I've signed up for the "I Have Embossing Powders" swap on ccswaps. Decided to make a small notebook. For the outside covers I choose two of the Northern Lights Technique done on black glossy. On the front, stamped a large image with gold ColorBox ink, sprinkled with detail gold ep and heat set. After gluing the inside covers to the backs, inked the edges with gold ColorBox ink and coated with gold detail ep and heat set.
To add some texture to the Northern Light papers, sprinkled on some detail gold ep and heat set. Didn't use any ink as the ep randomly sticks to the glossy paper.
Used blank paper for the fillers and the Zutter Bind-it-All to bind the notebook together. On the front used the Zutter to punch additional holes along the bottom edge and wove in a decorative ribbon and tied on a gold colored bead.
Used the embossed worksheet pieces for the inside covers. Colored the edges of the image and saying with detailed gold ep as was done on the covers. Added a small brad heart to the image, it was dark grey, so I coated it with detail gold ep and heat set.
Added another quote with the edges done with gold ep to the inside back cover.
Outside back cover:

Embossing Work Sheets

I wanted to make some background paper using embossing powder (ep) and I've had this lovely sheet of paper in my craft area, left over from when I did lots of brayering. It was used under the pieces I brayered to protect my counter. This paper also has a few stamped images and some lovely gold Perfect Pearls over it.
Cut out two pieces:
Used gold ColorBox ink to stamp a textured image, covered with detail gold ep and heat set. I love how the gold ep contrasts with the rich colored dye inks in this paper.

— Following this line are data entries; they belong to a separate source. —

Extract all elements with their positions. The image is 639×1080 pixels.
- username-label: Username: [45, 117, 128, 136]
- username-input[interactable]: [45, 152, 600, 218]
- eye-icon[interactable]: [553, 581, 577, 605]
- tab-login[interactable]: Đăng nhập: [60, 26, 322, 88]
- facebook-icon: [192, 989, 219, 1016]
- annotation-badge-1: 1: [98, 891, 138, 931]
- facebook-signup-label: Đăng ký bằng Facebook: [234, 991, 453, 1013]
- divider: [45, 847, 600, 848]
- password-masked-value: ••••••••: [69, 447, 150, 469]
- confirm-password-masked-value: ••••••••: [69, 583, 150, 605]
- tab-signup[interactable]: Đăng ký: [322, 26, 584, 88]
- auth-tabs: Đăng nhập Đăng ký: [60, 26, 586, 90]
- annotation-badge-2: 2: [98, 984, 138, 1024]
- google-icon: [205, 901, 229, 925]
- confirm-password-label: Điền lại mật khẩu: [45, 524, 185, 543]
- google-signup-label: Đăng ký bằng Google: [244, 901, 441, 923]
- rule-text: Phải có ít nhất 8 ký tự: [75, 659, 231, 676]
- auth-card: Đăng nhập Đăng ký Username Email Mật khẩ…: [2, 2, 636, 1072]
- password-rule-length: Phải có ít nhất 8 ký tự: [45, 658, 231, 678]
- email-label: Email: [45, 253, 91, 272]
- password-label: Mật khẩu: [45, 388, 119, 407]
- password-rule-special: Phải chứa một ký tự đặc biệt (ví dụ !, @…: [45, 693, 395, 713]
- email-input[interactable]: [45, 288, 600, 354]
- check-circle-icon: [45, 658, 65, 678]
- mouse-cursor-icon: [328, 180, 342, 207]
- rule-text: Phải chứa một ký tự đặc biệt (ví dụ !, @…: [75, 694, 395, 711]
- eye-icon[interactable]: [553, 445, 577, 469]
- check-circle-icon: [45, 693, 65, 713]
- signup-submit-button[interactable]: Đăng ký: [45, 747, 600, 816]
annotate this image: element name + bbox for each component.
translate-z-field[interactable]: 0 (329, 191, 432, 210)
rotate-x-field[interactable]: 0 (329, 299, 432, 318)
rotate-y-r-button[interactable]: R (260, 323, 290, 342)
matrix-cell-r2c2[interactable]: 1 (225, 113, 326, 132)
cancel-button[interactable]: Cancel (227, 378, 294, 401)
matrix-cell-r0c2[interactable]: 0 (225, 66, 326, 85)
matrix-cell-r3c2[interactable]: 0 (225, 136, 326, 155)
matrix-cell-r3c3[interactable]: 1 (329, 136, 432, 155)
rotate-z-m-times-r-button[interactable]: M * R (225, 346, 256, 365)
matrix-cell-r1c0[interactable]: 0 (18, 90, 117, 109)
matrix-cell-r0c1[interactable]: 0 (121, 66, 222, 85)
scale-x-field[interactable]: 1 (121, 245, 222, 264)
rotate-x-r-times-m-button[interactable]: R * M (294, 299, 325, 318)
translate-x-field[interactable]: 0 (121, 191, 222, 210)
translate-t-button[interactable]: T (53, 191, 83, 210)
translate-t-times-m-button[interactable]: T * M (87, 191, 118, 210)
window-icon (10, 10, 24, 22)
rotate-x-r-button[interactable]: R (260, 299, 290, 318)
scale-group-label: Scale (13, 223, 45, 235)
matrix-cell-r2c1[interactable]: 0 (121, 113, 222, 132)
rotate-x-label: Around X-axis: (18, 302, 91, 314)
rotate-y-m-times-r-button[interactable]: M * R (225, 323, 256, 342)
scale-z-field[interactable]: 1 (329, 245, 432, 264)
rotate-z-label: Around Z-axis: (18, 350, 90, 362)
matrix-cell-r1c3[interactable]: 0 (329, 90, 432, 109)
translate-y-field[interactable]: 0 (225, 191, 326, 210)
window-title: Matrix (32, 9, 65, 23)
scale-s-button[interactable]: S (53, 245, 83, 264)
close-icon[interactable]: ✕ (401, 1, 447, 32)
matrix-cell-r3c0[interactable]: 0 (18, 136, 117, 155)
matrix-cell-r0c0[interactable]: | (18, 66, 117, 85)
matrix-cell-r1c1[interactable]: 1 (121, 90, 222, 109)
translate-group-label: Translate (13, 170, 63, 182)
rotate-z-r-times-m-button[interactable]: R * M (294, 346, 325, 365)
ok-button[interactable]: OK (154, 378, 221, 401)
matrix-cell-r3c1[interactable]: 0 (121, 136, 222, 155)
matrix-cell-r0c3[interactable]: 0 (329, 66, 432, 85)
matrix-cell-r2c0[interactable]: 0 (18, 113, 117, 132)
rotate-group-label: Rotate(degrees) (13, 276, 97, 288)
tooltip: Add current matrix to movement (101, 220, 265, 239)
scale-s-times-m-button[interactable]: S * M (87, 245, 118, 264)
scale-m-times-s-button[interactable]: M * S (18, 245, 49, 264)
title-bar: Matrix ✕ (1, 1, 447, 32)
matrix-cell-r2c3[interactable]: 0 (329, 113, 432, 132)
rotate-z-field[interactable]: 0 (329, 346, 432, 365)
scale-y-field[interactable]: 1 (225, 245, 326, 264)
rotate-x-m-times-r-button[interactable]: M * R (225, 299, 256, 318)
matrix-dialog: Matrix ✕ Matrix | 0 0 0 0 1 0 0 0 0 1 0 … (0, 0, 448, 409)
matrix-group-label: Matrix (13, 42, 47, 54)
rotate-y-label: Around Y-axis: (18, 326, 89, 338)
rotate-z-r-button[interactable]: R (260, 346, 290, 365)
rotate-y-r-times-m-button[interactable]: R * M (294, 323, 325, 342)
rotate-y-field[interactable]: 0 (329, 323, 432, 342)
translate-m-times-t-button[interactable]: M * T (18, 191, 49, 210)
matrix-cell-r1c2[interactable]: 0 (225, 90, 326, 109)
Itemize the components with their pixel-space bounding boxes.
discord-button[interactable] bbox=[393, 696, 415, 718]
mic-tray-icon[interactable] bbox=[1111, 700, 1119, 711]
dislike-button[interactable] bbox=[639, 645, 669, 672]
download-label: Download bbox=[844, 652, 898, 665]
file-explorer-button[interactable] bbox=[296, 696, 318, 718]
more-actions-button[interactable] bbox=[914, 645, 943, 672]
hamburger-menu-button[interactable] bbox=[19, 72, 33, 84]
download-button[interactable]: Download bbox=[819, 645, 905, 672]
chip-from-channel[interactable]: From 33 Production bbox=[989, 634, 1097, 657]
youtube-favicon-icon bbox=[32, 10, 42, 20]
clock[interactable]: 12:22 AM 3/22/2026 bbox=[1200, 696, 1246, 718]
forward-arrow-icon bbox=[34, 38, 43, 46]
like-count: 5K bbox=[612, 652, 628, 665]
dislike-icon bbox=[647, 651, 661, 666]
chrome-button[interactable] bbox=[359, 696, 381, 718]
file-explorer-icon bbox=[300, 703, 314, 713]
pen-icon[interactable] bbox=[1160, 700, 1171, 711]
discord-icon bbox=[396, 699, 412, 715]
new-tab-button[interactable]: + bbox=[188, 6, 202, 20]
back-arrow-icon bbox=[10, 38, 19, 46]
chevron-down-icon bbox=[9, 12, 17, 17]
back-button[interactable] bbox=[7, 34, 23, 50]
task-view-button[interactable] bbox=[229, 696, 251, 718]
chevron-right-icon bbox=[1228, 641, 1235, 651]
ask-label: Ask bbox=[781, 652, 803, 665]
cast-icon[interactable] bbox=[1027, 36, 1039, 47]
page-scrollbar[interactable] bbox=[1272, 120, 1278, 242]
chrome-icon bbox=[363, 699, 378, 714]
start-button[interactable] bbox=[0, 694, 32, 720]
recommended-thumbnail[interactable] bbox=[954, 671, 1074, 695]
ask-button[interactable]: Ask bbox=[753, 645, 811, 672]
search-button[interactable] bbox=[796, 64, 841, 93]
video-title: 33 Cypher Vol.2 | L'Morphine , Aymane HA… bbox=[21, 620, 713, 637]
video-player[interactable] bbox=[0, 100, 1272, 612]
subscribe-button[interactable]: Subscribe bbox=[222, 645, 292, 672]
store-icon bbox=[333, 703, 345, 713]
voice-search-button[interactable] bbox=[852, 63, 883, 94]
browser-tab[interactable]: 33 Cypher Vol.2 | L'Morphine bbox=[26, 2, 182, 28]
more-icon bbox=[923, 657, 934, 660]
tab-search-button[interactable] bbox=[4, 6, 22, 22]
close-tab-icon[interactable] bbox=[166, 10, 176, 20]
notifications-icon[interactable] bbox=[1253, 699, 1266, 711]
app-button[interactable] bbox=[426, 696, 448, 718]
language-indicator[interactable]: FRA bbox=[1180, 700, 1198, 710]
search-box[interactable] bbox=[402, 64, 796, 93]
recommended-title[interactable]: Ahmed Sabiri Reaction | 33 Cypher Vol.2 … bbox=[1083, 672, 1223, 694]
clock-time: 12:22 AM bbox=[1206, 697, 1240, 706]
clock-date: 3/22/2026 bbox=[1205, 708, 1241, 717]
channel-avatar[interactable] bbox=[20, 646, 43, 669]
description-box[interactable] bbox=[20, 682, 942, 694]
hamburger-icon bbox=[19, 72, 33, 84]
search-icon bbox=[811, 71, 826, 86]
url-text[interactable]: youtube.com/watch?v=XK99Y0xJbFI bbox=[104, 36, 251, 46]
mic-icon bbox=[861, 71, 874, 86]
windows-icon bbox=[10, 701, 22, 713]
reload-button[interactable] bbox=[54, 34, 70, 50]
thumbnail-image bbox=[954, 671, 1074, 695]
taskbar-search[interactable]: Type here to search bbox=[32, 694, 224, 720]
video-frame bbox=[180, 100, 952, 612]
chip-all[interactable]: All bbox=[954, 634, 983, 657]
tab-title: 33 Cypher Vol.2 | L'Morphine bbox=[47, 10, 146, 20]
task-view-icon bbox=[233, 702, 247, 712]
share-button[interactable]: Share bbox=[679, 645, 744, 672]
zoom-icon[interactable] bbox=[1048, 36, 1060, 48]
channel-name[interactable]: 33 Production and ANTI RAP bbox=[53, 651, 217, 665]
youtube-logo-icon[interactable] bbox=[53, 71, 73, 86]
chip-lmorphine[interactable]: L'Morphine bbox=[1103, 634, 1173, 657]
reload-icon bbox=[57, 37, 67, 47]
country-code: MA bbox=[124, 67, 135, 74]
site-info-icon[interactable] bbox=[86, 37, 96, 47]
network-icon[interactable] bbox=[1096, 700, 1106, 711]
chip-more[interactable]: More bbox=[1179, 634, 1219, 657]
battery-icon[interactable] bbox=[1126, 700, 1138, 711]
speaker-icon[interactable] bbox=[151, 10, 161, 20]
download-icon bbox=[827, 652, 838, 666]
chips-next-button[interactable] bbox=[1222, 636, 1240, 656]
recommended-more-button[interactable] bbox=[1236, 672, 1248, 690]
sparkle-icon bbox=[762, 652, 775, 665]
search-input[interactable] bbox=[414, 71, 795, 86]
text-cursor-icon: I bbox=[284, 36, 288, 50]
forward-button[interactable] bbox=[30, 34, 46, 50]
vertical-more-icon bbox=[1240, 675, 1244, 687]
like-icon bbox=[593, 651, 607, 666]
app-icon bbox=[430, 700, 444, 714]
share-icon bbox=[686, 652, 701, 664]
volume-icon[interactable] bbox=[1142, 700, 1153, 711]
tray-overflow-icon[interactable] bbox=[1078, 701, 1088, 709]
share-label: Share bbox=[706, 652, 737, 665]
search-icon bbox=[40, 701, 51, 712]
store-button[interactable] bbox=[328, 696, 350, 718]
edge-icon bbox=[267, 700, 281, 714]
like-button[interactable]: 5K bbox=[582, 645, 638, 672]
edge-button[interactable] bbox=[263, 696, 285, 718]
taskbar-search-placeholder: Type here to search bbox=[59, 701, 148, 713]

Frosted Embossing Revisited

Had another play with the Frosted Embossing Technique. Wondered if using very thick embossing powder or UTEE would show off the technique better. Used the same butterfly stamp, clear embossing ink and UTEE. Caution when using UTEE, the bits will fly around if the heat gun gets close to the powder too soon. Some crafters will start by heating the piece from underneath.
Here's how it looks after rubbing on Perfect Pearls while the UTEE is still warm. I reheated the piece after rubbing on the Perfect Pearls, seem to help them shine.

Saturday, April 10, 2010

Spray Starch and Mica Powders

On NGS group we are experimenting with Spray Starch and mica powders to create backgrounds. There has been lots of different suggestions. I didn't have any spray starch in the house, but did have some Magic Sizing, and I figured it is close enough to spray starch to use as a substitute. I generously sprayed some on glossy black card stock.
On two of the papers, I sprinkled on a mixture of different mica powders.
Very generously sprayed on more Magic Sizing, then spread the powders around with my finger.
Layed white glossy card stock on top and squished it around.
Here's one set:
The other set:
There was so much sizing and powders, I wiped some off onto plain white sheet of card stock.
On the other two sheets of black card stock, I sprinkled some other colors of mica powders.
Sprayed on some more sizing and covered them with wrinkled up plastic wrap. Let it stand for a couple of hours.
Here's how they turned out:
There was still sizing and mica powders on the plastic, so I used some black matte paper to pick it up.